Debug a model-driven app with Monitor
Monitor can help you debug and diagnose problems and help you build faster, more reliable apps. Monitor provides a deep view into how an app runs by providing a log of all key activities in your app as the app runs. You can also collaboratively debug a published model-driven app with a support engineer or debug issues of another user's session. For more information on how to collaboratively debug a published model-driven app, go to Collaborative troubleshooting using Monitor.
Monitor for model-driven app requires the client version of your model-driven app to be 1.4.5973-2307.2 or later.
Use Monitor to diagnose a model-driven app
Sign into Power Apps, and then select Apps from the left navigation pane.
Select the model-driven app that you want to monitor, and then select Monitor on the command bar.
In the web page that opens, select Play model-driven app to open your app.
Alternatively, you can run a model-driven app and add “&monitor=true” to the end of the URL in the browser. Then, select Monitor on the command bar to start a monitoring session in a new tab.
After the app is opened from Monitor, you’ll see a Join monitor debug session? dialog box. This lets you know that any data from the app will be sent to the Monitor owner. Select Join. Events begin to flow to the Monitor session screen as they occur in the app.
Select an event to display additional information in the right pane.
Page navigation, command executions, form saves, and other major actions will send key performance indicators and network events to Monitor.

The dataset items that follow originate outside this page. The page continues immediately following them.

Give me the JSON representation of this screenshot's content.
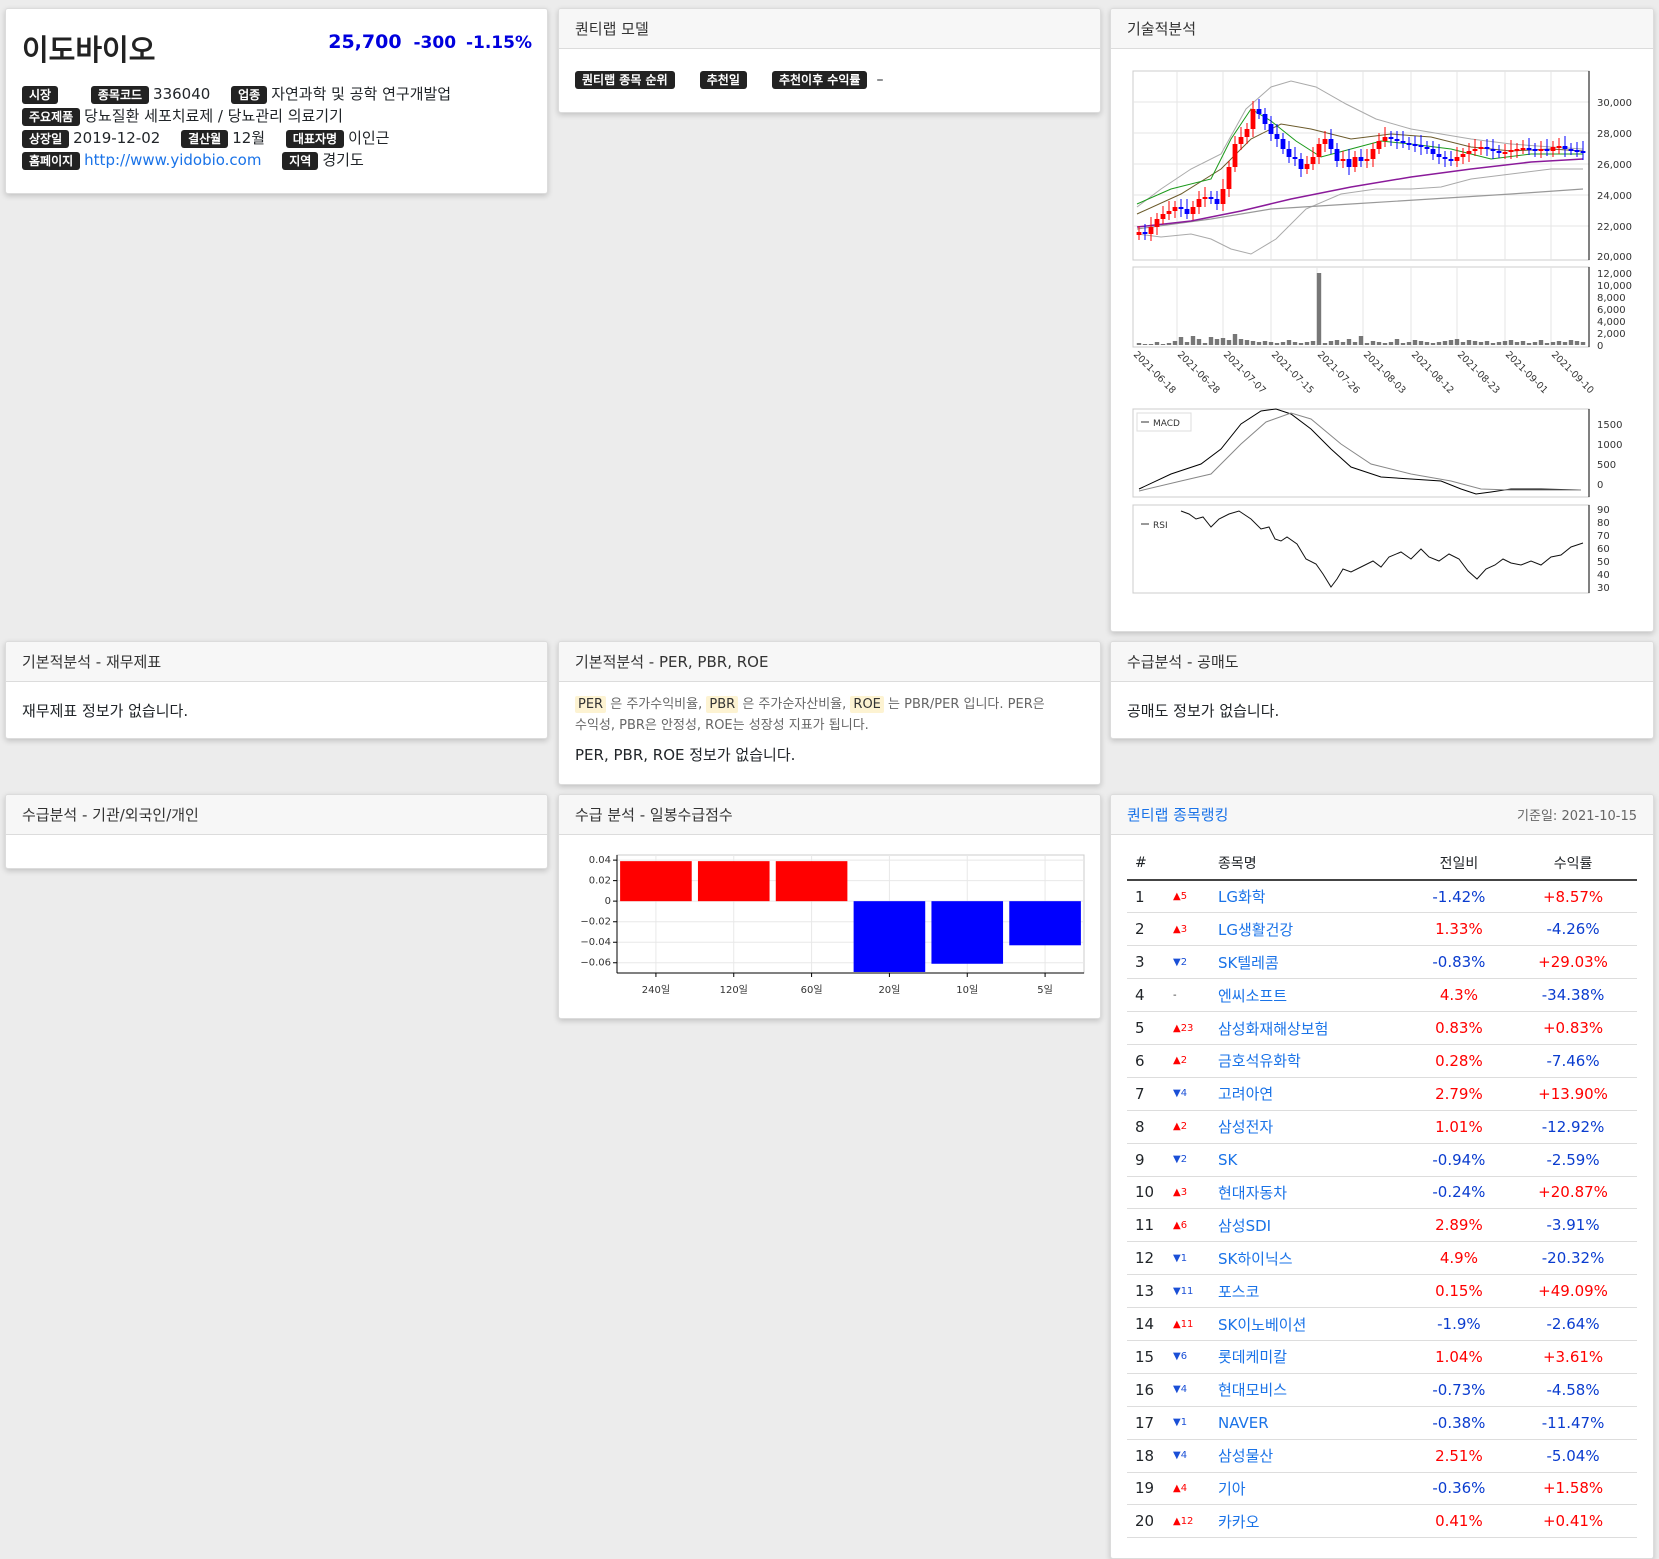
{
  "stock": {
    "name": "이도바이오",
    "price": "25,700",
    "change": "-300",
    "change_pct": "-1.15%",
    "market_label": "시장",
    "code_label": "종목코드",
    "code": "336040",
    "industry_label": "업종",
    "industry": "자연과학 및 공학 연구개발업",
    "product_label": "주요제품",
    "product": "당뇨질환 세포치료제 / 당뇨관리 의료기기",
    "listing_label": "상장일",
    "listing_date": "2019-12-02",
    "settle_label": "결산월",
    "settle_month": "12월",
    "ceo_label": "대표자명",
    "ceo": "이인근",
    "homepage_label": "홈페이지",
    "homepage": "http://www.yidobio.com",
    "region_label": "지역",
    "region": "경기도"
  },
  "quant_model": {
    "title": "퀀티랩 모델",
    "rank_label": "퀀티랩 종목 순위",
    "rec_date_label": "추천일",
    "return_label": "추천이후 수익률",
    "return_value": "–"
  },
  "technical": {
    "title": "기술적분석",
    "price_ticks": [
      "30,000",
      "28,000",
      "26,000",
      "24,000",
      "22,000",
      "20,000"
    ],
    "volume_ticks": [
      "12,000",
      "10,000",
      "8,000",
      "6,000",
      "4,000",
      "2,000",
      "0"
    ],
    "dates": [
      "2021-06-18",
      "2021-06-28",
      "2021-07-07",
      "2021-07-15",
      "2021-07-26",
      "2021-08-03",
      "2021-08-12",
      "2021-08-23",
      "2021-09-01",
      "2021-09-10"
    ],
    "macd_label": "MACD",
    "macd_ticks": [
      "1500",
      "1000",
      "500",
      "0"
    ],
    "rsi_label": "RSI",
    "rsi_ticks": [
      "90",
      "80",
      "70",
      "60",
      "50",
      "40",
      "30"
    ]
  },
  "fundamental_fin": {
    "title": "기본적분석 - 재무제표",
    "empty": "재무제표 정보가 없습니다."
  },
  "fundamental_per": {
    "title": "기본적분석 - PER, PBR, ROE",
    "per": "PER",
    "per_desc": "은 주가수익비율,",
    "pbr": "PBR",
    "pbr_desc": "은 주가순자산비율,",
    "roe": "ROE",
    "roe_desc": "는 PBR/PER 입니다. PER은",
    "desc_line2": "수익성, PBR은 안정성, ROE는 성장성 지표가 됩니다.",
    "empty": "PER, PBR, ROE 정보가 없습니다."
  },
  "short_sell": {
    "title": "수급분석 - 공매도",
    "empty": "공매도 정보가 없습니다."
  },
  "supply_inst": {
    "title": "수급분석 - 기관/외국인/개인"
  },
  "supply_score": {
    "title": "수급 분석 - 일봉수급점수",
    "ticks": [
      "0.04",
      "0.02",
      "0",
      "−0.02",
      "−0.04",
      "−0.06"
    ]
  },
  "chart_data": {
    "type": "bar",
    "categories": [
      "240일",
      "120일",
      "60일",
      "20일",
      "10일",
      "5일"
    ],
    "values": [
      0.039,
      0.039,
      0.039,
      -0.069,
      -0.061,
      -0.043
    ],
    "ylim": [
      -0.07,
      0.045
    ],
    "colors": {
      "positive": "#ff0000",
      "negative": "#0000ff"
    }
  },
  "ranking": {
    "title": "퀀티랩 종목랭킹",
    "base_date": "기준일: 2021-10-15",
    "headers": {
      "num": "#",
      "name": "종목명",
      "daily": "전일비",
      "return": "수익률"
    },
    "rows": [
      {
        "num": "1",
        "dir": "up",
        "chg": "▲5",
        "name": "LG화학",
        "daily": "-1.42%",
        "ret": "+8.57%"
      },
      {
        "num": "2",
        "dir": "up",
        "chg": "▲3",
        "name": "LG생활건강",
        "daily": "1.33%",
        "ret": "-4.26%"
      },
      {
        "num": "3",
        "dir": "down",
        "chg": "▼2",
        "name": "SK텔레콤",
        "daily": "-0.83%",
        "ret": "+29.03%"
      },
      {
        "num": "4",
        "dir": "none",
        "chg": "-",
        "name": "엔씨소프트",
        "daily": "4.3%",
        "ret": "-34.38%"
      },
      {
        "num": "5",
        "dir": "up",
        "chg": "▲23",
        "name": "삼성화재해상보험",
        "daily": "0.83%",
        "ret": "+0.83%"
      },
      {
        "num": "6",
        "dir": "up",
        "chg": "▲2",
        "name": "금호석유화학",
        "daily": "0.28%",
        "ret": "-7.46%"
      },
      {
        "num": "7",
        "dir": "down",
        "chg": "▼4",
        "name": "고려아연",
        "daily": "2.79%",
        "ret": "+13.90%"
      },
      {
        "num": "8",
        "dir": "up",
        "chg": "▲2",
        "name": "삼성전자",
        "daily": "1.01%",
        "ret": "-12.92%"
      },
      {
        "num": "9",
        "dir": "down",
        "chg": "▼2",
        "name": "SK",
        "daily": "-0.94%",
        "ret": "-2.59%"
      },
      {
        "num": "10",
        "dir": "up",
        "chg": "▲3",
        "name": "현대자동차",
        "daily": "-0.24%",
        "ret": "+20.87%"
      },
      {
        "num": "11",
        "dir": "up",
        "chg": "▲6",
        "name": "삼성SDI",
        "daily": "2.89%",
        "ret": "-3.91%"
      },
      {
        "num": "12",
        "dir": "down",
        "chg": "▼1",
        "name": "SK하이닉스",
        "daily": "4.9%",
        "ret": "-20.32%"
      },
      {
        "num": "13",
        "dir": "down",
        "chg": "▼11",
        "name": "포스코",
        "daily": "0.15%",
        "ret": "+49.09%"
      },
      {
        "num": "14",
        "dir": "up",
        "chg": "▲11",
        "name": "SK이노베이션",
        "daily": "-1.9%",
        "ret": "-2.64%"
      },
      {
        "num": "15",
        "dir": "down",
        "chg": "▼6",
        "name": "롯데케미칼",
        "daily": "1.04%",
        "ret": "+3.61%"
      },
      {
        "num": "16",
        "dir": "down",
        "chg": "▼4",
        "name": "현대모비스",
        "daily": "-0.73%",
        "ret": "-4.58%"
      },
      {
        "num": "17",
        "dir": "down",
        "chg": "▼1",
        "name": "NAVER",
        "daily": "-0.38%",
        "ret": "-11.47%"
      },
      {
        "num": "18",
        "dir": "down",
        "chg": "▼4",
        "name": "삼성물산",
        "daily": "2.51%",
        "ret": "-5.04%"
      },
      {
        "num": "19",
        "dir": "up",
        "chg": "▲4",
        "name": "기아",
        "daily": "-0.36%",
        "ret": "+1.58%"
      },
      {
        "num": "20",
        "dir": "up",
        "chg": "▲12",
        "name": "카카오",
        "daily": "0.41%",
        "ret": "+0.41%"
      }
    ]
  }
}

FullLoad signifies the complete load of a page navigation, such as an edit form load. This event waits for certain network requests to complete and all rendering to finish, so the form can be ready before FullLoad completes.
Select a FullLoad event to display the Details tab.
The FullLoad event captures many statistics about the page load. You can see the task edit form loaded in 506 ms, and selecting the row reveals information in the property pane. You can see details on
loadType (0 = first-time loading page type, 1 = first time loading entity, 2 = first-time loading record, 3 = exact record has been visited), and
FormId (form identifier for further diagnosis). Expanding Attribution gives a breakdown of custom JS execution time by type, publisher, solution, version, web resource, and method. This can help identify bottlenecks in form load time.
The Network events reveal details about each request made from the app.
Select a Network event to display the Details tab.
Earlier you learned about Monitor and how to use it to model-driven apps. Let’s look at a few scenarios where Monitor can assist you in solving script errors, unexpected behavior, and slowdowns.
Custom script errors
Sometimes, a bug in the custom JS causes a script error or functionality problem when loading a page. While this usually produces a call stack in the dialog, it’s hard to always know where it’s coming from or decode the error. Monitor receives events from the app with more details about the errors, so you can debug more quickly, and easily.
For example, imagine a user is experiencing a script error dialog on account form load. You can use Monitor to get more details on the event. Once the scenario is reproduced, you can see the script error produces an error event highlighted in red. Selecting this row gives you not only the call stack but the publisher name, solution name/version, web resource name, and type (such as onload, onchange, RuleEvaluation, and CustomControl). In this example, it looks like a typo in the script.
Browser developer tools can help profile slow page loads, but there's much data to filter though and it’s not clear what is important to look at. Monitor solves this problem by showing relevant events that contribute to page load performance.
For example, imagine a user is experiencing slow account form loads, and the browser is constantly freezing up. In this case, after you reproduce the issue, you can see a performance warning telling you that a synchronous XMLHttpRequest was sent during the load which degraded performance.
See previous blog post for how to alleviate synchronous XMLHttpRequest (XHR) performance problems.
For every page load, the data platform sends all KPI for the loading sequence as well as network request details as mentioned earlier.